Confondendo gli Stati (che sono tenuti a difendere i propri cittadini e a dare sicurezza), con le singole persone che, quando hanno una fede cristiana, possono anche optare per l’assoluta non-violenza e per il perdono eroico del male subìto o per il martirio. Questo è il teorema dell’Unità: “dalla strada alla politica internazionale il messaggio che piove quotidianamente sulle teste di miliardi di esseri umani… è davvero lontano dalla cultura cui Carlo Castagna ha dichiarato la sua devozione. A un colpo subìto segue la rappresaglia, a uno schiaffo segue un pugno, a un’offesa segue l’insulto: questa oggi è la legge sovrana che regola i modi delle reazioni degli Stati come, con qualche accorgimento in meno, delle organizzazioni criminali, come dei singoli individui. Se il più potente Stato della Terra” tuona l’Unità “può legittimamente accampare il diritto di invadere e bombardare dopo che il terrorismo gli ha abbattuto le Torri Gemelle, perché Carlo Castagna non dovrebbe desiderare di fare a pezzi gli sterminatori della sua famiglia?”.
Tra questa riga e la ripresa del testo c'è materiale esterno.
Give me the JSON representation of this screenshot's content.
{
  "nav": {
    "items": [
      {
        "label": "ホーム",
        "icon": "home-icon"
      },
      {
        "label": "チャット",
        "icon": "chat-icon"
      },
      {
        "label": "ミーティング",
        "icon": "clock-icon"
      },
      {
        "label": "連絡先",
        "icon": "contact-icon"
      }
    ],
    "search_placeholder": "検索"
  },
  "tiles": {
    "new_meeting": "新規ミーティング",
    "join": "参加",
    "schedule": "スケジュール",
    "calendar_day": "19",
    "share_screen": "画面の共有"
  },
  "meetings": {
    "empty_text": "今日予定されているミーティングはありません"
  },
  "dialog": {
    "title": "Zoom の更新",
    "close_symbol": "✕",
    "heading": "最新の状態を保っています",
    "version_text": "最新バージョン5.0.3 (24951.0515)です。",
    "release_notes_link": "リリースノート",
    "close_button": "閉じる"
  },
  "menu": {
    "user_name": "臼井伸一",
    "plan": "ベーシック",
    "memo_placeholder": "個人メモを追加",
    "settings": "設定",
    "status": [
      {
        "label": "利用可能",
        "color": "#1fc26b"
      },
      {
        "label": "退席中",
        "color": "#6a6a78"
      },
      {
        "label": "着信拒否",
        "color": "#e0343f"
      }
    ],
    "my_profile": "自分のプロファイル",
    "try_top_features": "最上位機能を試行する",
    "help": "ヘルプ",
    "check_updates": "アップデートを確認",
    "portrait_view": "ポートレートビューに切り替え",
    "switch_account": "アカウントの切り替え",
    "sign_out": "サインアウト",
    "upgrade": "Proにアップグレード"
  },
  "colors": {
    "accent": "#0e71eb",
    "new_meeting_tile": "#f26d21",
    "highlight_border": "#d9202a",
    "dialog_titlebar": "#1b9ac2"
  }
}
La risposta è molto semplice: perché nonno Carlo è profondamente cristiano. L’Unità riconosce che quel suo “perdono”, dato evocando il Crocifisso e il mantello di Dio, è “la sola rivoluzionaria parola alla quale si può affidare, con qualche speranza, il destino dell’umanità”. Ma se è così – ed è così – l’Unità dovrebbe spiegare perché si caratterizza quotidianamente come il giornale più ferocemente anticristiano di tutta la stampa italiana. E perché tenta sistematicamente di screditare e demolire questa tradizione cristiana, così luminosa, l’unica speranza.

L’editoriale di Jop nota ancora con giusto rammarico che pure il “perdono” di nonno Carlo ha suscitato sorda ostilità: “il fatto che quest’uomo ammirevole non amministri la vendetta che ‘gli spetta’ lo rende, per più di qualcuno, non solo sorprendente, quasi ‘sospetto’ ”.

Bello. Ma questa critica doveva essere rivolta all’Unità del giorno prima, dove Lidia Ravera manifestava “una quota di simpatia” per il tunisino Azouz che “giura vendetta” e aggiungeva che “meno ne provoca il nonno, il signor Castagna, mobiliere, che recita una cavatina sul perdono e contro l’odio”.

La Ravera preferisce la vendetta al perdono? Non sarà pure lei fra i seguaci di Bush? L’Unità su questo terreno rischia il cortocircuito ideologico. Il “perdono” è di destra o di sinistra? E la vendetta è buona o cattiva? Dipende. Secondo i “compagni” quella di Bush è cattiva. Se invece la prospetta il giovane Azouz merita “una quota di simpatia”. Ma un doppiopesismo simile non regge. E’ ipocrita.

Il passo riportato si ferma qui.